Jan. 15 (Bloomberg) -- Singapore’s home sales plunged 82 percent in December from a year ago, ending the year at the lowest since 2009, as the government implemented its toughest measures to curb record prices.
Home sales slid to 259 units last month compared with 1,410 in December 2012, according to data from the Urban Redevelopment Authority released today. The monthly figure was the lowest since January 2009, the data showed. Annual sales dropped 33 percent to 15,301 units, a four-year low.
The government introduced loan measures in June as it widened a campaign that started in 2009 to curb speculation in Asia’s second-most expensive housing market.
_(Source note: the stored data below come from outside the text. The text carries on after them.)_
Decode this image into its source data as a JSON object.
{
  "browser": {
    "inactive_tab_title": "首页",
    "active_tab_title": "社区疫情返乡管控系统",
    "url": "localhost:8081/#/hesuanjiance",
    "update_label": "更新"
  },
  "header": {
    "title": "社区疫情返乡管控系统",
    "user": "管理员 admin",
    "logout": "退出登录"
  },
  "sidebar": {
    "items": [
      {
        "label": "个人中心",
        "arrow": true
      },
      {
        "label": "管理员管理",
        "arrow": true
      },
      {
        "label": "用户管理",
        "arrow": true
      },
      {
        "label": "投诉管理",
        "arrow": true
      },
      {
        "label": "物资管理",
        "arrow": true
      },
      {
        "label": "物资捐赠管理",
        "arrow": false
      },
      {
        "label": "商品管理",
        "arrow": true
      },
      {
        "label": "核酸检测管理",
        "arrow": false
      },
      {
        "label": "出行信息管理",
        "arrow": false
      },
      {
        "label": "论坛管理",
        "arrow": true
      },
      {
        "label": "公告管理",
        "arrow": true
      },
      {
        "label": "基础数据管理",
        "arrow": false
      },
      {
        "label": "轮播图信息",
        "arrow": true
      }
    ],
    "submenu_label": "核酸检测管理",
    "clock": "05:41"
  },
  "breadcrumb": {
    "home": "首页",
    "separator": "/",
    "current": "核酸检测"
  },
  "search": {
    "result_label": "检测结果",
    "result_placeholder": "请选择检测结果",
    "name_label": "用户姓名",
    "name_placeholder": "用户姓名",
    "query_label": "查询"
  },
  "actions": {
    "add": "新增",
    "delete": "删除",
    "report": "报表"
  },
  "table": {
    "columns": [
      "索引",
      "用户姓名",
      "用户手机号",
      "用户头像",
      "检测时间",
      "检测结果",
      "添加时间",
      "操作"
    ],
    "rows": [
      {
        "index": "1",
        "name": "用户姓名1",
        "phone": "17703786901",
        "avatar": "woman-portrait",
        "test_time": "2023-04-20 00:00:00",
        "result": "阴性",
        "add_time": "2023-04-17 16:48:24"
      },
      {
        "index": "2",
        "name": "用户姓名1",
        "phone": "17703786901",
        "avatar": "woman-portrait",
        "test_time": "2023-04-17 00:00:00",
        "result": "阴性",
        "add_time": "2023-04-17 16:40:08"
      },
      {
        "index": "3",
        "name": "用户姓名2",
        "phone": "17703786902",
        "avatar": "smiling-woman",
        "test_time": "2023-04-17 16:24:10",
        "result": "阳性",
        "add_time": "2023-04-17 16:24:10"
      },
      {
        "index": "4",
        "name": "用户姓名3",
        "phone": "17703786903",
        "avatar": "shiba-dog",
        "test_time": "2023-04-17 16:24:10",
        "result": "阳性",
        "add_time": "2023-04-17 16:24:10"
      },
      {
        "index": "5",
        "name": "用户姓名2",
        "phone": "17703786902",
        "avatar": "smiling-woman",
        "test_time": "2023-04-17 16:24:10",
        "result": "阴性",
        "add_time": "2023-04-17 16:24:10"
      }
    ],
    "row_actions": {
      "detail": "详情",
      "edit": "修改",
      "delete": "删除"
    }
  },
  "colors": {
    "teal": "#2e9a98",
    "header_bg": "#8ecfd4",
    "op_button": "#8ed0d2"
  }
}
Singapore’s property market is stabilizing and the country isn’t facing a credit bubble that puts the island or its banking system at risk of a crisis, the central bank said today.
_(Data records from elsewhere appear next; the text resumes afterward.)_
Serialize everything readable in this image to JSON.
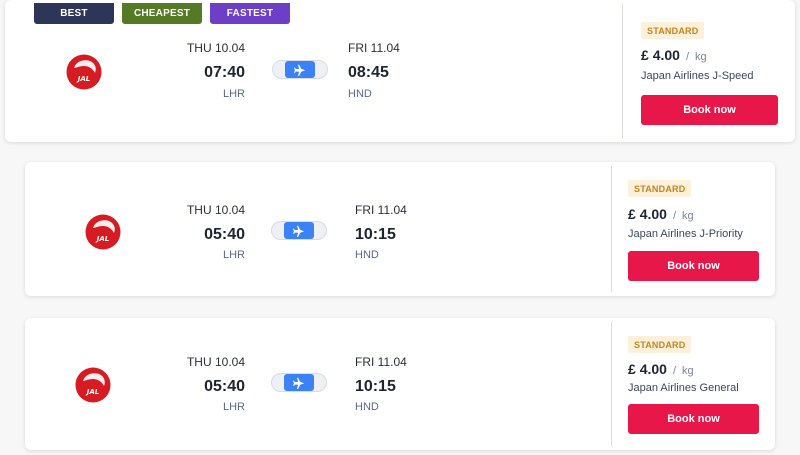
{
  "tags": {
    "best": "BEST",
    "cheapest": "CHEAPEST",
    "fastest": "FASTEST"
  },
  "colors": {
    "best": "#2d3558",
    "cheapest": "#547a25",
    "fastest": "#6d3fc7",
    "book": "#e8174a",
    "badge_text": "#c9831a",
    "badge_bg": "#fdf1dc",
    "plane": "#3b82f6",
    "jal_red": "#d61b23"
  },
  "icons": {
    "airline_logo": "jal-crane-logo",
    "flight": "plane-icon"
  },
  "flights": [
    {
      "dep_day": "THU 10.04",
      "dep_time": "07:40",
      "dep_code": "LHR",
      "arr_day": "FRI 11.04",
      "arr_time": "08:45",
      "arr_code": "HND",
      "class": "STANDARD",
      "currency": "£",
      "price": "4.00",
      "price_sep": "/",
      "unit": "kg",
      "service": "Japan Airlines J-Speed",
      "book_label": "Book now"
    },
    {
      "dep_day": "THU 10.04",
      "dep_time": "05:40",
      "dep_code": "LHR",
      "arr_day": "FRI 11.04",
      "arr_time": "10:15",
      "arr_code": "HND",
      "class": "STANDARD",
      "currency": "£",
      "price": "4.00",
      "price_sep": "/",
      "unit": "kg",
      "service": "Japan Airlines J-Priority",
      "book_label": "Book now"
    },
    {
      "dep_day": "THU 10.04",
      "dep_time": "05:40",
      "dep_code": "LHR",
      "arr_day": "FRI 11.04",
      "arr_time": "10:15",
      "arr_code": "HND",
      "class": "STANDARD",
      "currency": "£",
      "price": "4.00",
      "price_sep": "/",
      "unit": "kg",
      "service": "Japan Airlines General",
      "book_label": "Book now"
    }
  ]
}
“The measures have impacted sales last year especially after the loan curbs in June,” said Lay Keng Lee, head of Singapore research at DTZ. “We don’t see a rollback of the measures yet as it is too early for that, so sales may decline to between 12,000 and 15,000 units this year.”
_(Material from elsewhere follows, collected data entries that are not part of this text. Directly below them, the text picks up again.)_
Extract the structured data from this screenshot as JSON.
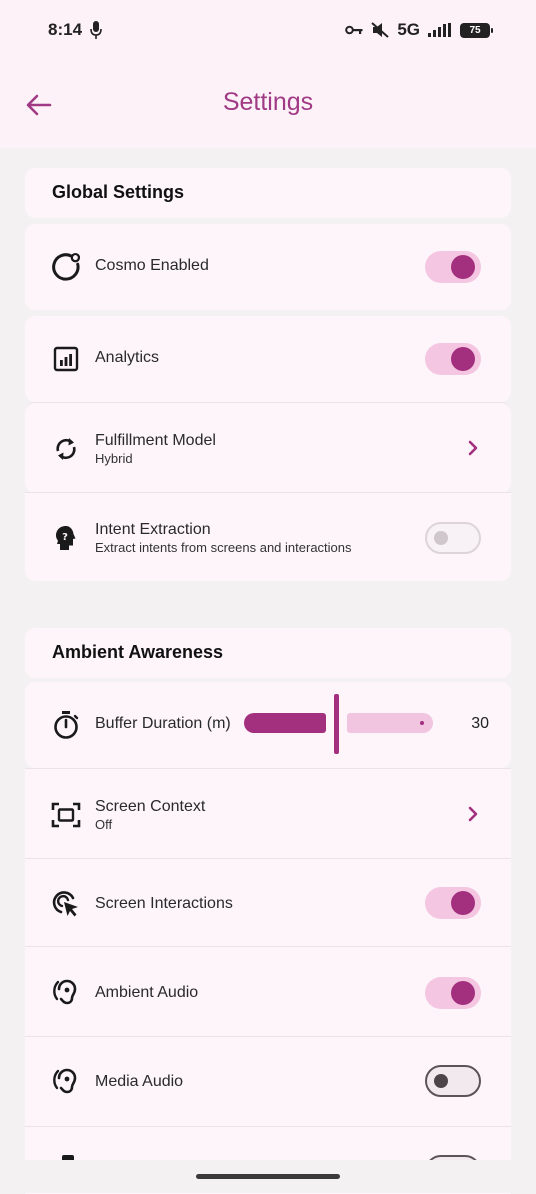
{
  "status_bar": {
    "time": "8:14",
    "network": "5G",
    "battery": "75"
  },
  "app_bar": {
    "title": "Settings"
  },
  "global_settings": {
    "title": "Global Settings",
    "items": [
      {
        "label": "Cosmo Enabled",
        "icon": "cosmo-icon",
        "toggle": true
      },
      {
        "label": "Analytics",
        "icon": "analytics-icon",
        "toggle": true
      },
      {
        "label": "Fulfillment Model",
        "subtitle": "Hybrid",
        "icon": "sync-icon"
      },
      {
        "label": "Intent Extraction",
        "subtitle": "Extract intents from screens and interactions",
        "icon": "psychology-icon",
        "toggle": false
      }
    ]
  },
  "ambient_awareness": {
    "title": "Ambient Awareness",
    "buffer": {
      "label": "Buffer Duration (m)",
      "value": "30",
      "slider_fraction": 0.45
    },
    "items": [
      {
        "label": "Screen Context",
        "subtitle": "Off",
        "icon": "screenshot-frame-icon"
      },
      {
        "label": "Screen Interactions",
        "icon": "touch-cursor-icon",
        "toggle": true
      },
      {
        "label": "Ambient Audio",
        "icon": "ear-icon",
        "toggle": true
      },
      {
        "label": "Media Audio",
        "icon": "ear-icon",
        "toggle": false
      }
    ]
  },
  "colors": {
    "accent": "#a3307f",
    "accent_light": "#f5c6e1",
    "header_bg": "#fdf2f8",
    "card_bg": "#fdf5fa",
    "page_bg": "#f3f1f2"
  }
}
Singapore unveiled new rules in June governing how financial institutions grant property loans to individuals, in addition to previous curbs including new taxes and higher down-payments.
Fourth-quarter home prices in the island-state slid for the first time in almost two years, trimming annual gains to the smallest since 2008, a separate preliminary URA data showed earlier this month.
New housing loans have declined and household balance sheets are strong, the Monetary Authority of Singapore wrote in an e-mailed statement to Bloomberg News today after a Forbes article this week said the city is headed for an “Iceland-style meltdown.”